A sustainable development expert from Columbia University has denounced the latest Group of Seven (G7) summit as a waste of resources as the seven leaders' failed to deliver on their promises.    

"They like making symbolic statements, not solving problems. Worse, they give the appearance of solving global problems, while really leaving them to fester. This year's summit was no different," Professor Jeffrey Sachs, director of Columbia's Center for Sustainable Development and president of the United Nations Sustainable Development Solutions Network, was quoted as saying in a Los Angeles Times report published on Wednesday. 

The G7 on June 13 wrapped up its first in-person summit in almost two years against the backdrop of protesters taking to the streets and beaches and accusing the world's richest countries of making "empty promises." 

The three-day gathering was held in the southwestern British resort Carbis Bay in Cornwall. 

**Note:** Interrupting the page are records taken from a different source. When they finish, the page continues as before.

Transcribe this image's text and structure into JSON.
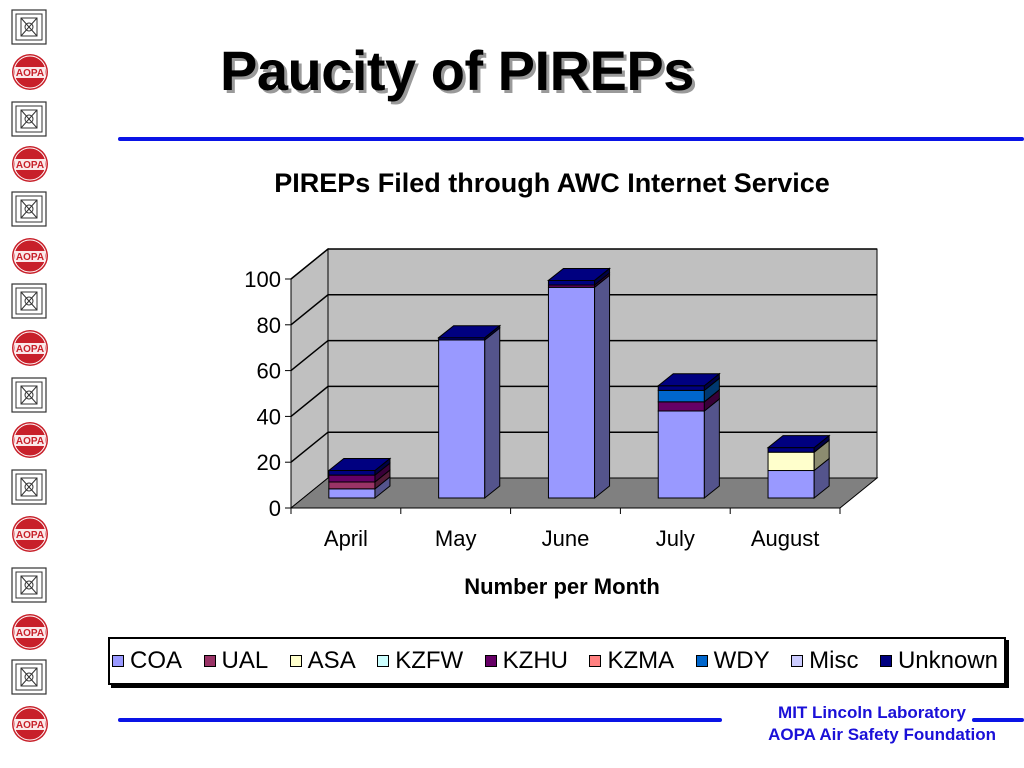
{
  "slide": {
    "title": "Paucity of PIREPs"
  },
  "footer": {
    "line1": "MIT Lincoln Laboratory",
    "line2": "AOPA Air Safety Foundation"
  },
  "sidebar": {
    "logo_text": "AOPA"
  },
  "colors": {
    "accent_line": "#0a14e6",
    "footer_text": "#1a10d8",
    "aopa_red": "#c8202a"
  },
  "chart_data": {
    "type": "bar",
    "stacked": true,
    "three_d": true,
    "title": "PIREPs Filed through AWC Internet Service",
    "xlabel": "Number per Month",
    "ylabel": "",
    "categories": [
      "April",
      "May",
      "June",
      "July",
      "August"
    ],
    "ylim": [
      0,
      100
    ],
    "yticks": [
      0,
      20,
      40,
      60,
      80,
      100
    ],
    "grid": true,
    "legend_position": "bottom",
    "series": [
      {
        "name": "COA",
        "color": "#9999ff",
        "values": [
          4,
          69,
          92,
          38,
          12
        ]
      },
      {
        "name": "UAL",
        "color": "#993366",
        "values": [
          3,
          0,
          0,
          0,
          0
        ]
      },
      {
        "name": "ASA",
        "color": "#ffffcc",
        "values": [
          0,
          0,
          0,
          0,
          8
        ]
      },
      {
        "name": "KZFW",
        "color": "#ccffff",
        "values": [
          0,
          0,
          0,
          0,
          0
        ]
      },
      {
        "name": "KZHU",
        "color": "#660066",
        "values": [
          3,
          0,
          1,
          4,
          0
        ]
      },
      {
        "name": "KZMA",
        "color": "#ff8080",
        "values": [
          0,
          0,
          0,
          0,
          0
        ]
      },
      {
        "name": "WDY",
        "color": "#0066cc",
        "values": [
          0,
          0,
          0,
          5,
          0
        ]
      },
      {
        "name": "Misc",
        "color": "#ccccff",
        "values": [
          0,
          0,
          0,
          0,
          0
        ]
      },
      {
        "name": "Unknown",
        "color": "#000080",
        "values": [
          2,
          1,
          2,
          2,
          2
        ]
      }
    ]
  }
}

Sachs argued that the discussions should occur within the Group of 20, as it offers a fruitful format for discussing topics covering most of the global economy. 

The G7 leaders set the goal of vaccinating at least 60% of the global population. They also pledged to share 870 million doses directly over the next year. 

However, they offered "no plan for achieving their stated aim of global coverage, and in fact, have not developed one, even though it would not be hard to do," Sachs said. 

On climate change, the seven leaders embraced the goal of global decarburization by 2050 and reiterated a financial pledge first made in 2009 that was never fulfilled: "We reaffirm the collective developed country goal to jointly mobilize $100 billion per year from public and private sources, through to 2025."

"The rich countries missed their own deadline of 2020 for providing the long-promised $100 billion per year – a mere 0.2% of rich countries' annual GDP. And the promised $100 billion is itself a small fraction of what developing countries need for decarbonization and climate adaptation," Sachs said. 

Sachs suggested fewer face-to-face meetings, more serious homework to link means and ends, more routine Zoom meetings to discuss what really needs to be done and greater reliance on the G20 (plus the African Union) as the group that can actually follow through.